Complete step by step answer:
We’ve been given that the position of a particle is given by $x\left( t \right) = \left( {\dfrac{{{v_0}}}{\alpha }} \right)\left( {1 - {c^{ - at}}} \right)$ and we want to find the dimensional formula of ${v_0}$ and $\alpha$ .
Now, we know that according to the rules of dimensional formula, the term in the exponential must be dimensionless. This implies that the term $- \alpha t$ must be dimensionless. So, we can write
$[\alpha t] = [\alpha ]{T^1} = {M^0}{L^0}{T^0}$
Dividing both sides in the above equation by ${T^1}$ , we get
$[\alpha ] = {M^0}{L^0}{T^{ - 1}}$
Now, to find the dimensions of ${v_0}$ , we can use the rule that the two terms that are being equated must have the same dimensional formula. Now we know the dimensional formula of velocity as
$[v] = {M^0}{L^1}{T^{ - 1}}$
Now the term on the right side, we know that the term inside the bracket must be dimensionless since there is subtraction with a constant.

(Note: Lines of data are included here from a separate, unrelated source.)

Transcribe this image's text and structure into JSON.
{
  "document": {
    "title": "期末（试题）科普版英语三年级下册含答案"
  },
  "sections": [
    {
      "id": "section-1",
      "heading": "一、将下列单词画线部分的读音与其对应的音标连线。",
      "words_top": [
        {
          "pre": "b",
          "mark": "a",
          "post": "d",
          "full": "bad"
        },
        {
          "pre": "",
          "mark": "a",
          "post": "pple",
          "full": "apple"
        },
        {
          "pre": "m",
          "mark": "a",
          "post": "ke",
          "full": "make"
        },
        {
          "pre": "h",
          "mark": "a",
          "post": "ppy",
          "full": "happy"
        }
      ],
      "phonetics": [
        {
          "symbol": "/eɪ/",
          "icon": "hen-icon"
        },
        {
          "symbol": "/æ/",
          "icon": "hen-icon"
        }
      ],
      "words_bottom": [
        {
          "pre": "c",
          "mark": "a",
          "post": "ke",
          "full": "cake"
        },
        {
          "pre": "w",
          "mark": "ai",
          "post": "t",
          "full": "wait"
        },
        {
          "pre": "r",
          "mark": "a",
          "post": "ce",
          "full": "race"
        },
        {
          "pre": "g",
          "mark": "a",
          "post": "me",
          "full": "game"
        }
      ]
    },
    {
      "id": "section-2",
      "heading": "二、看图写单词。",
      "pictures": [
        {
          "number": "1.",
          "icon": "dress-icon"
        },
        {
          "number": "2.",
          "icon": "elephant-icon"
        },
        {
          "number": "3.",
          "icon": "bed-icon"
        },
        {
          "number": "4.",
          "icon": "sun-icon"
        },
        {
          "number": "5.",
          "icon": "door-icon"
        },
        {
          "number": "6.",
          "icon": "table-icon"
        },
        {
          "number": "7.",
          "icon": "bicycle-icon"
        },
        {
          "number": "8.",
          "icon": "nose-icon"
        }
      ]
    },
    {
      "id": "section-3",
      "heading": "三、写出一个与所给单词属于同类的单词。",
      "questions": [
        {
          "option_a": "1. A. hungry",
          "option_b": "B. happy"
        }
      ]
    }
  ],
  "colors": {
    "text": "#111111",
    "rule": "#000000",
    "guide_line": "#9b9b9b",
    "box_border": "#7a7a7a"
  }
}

So the dimensions of the right side will be the ratio of ${v_0}$ and $\alpha$ .
So, we can write
$[x] = \dfrac{{[{v_0}]}}{{[\alpha ]}}$
Hence the dimensions of $\alpha$ will be
${M^0}{L^1}{T^0} = \dfrac{{[{v_0}]}}{{{T^{-1}}}}$
Taking the inverse on both sides, the dimensions of $\alpha$ will be
$[\alpha ] = {M^0}{L^1}{T^{ - 1}}$

Hence the correct choice is option (A).

Note: In such questions, we must know how to apply the rules of dimensional formula analysis to figure out the different dimensional formula. We should also know the dimensional formula of basic quantities of kinematics such as velocity, acceleration, distance, etc.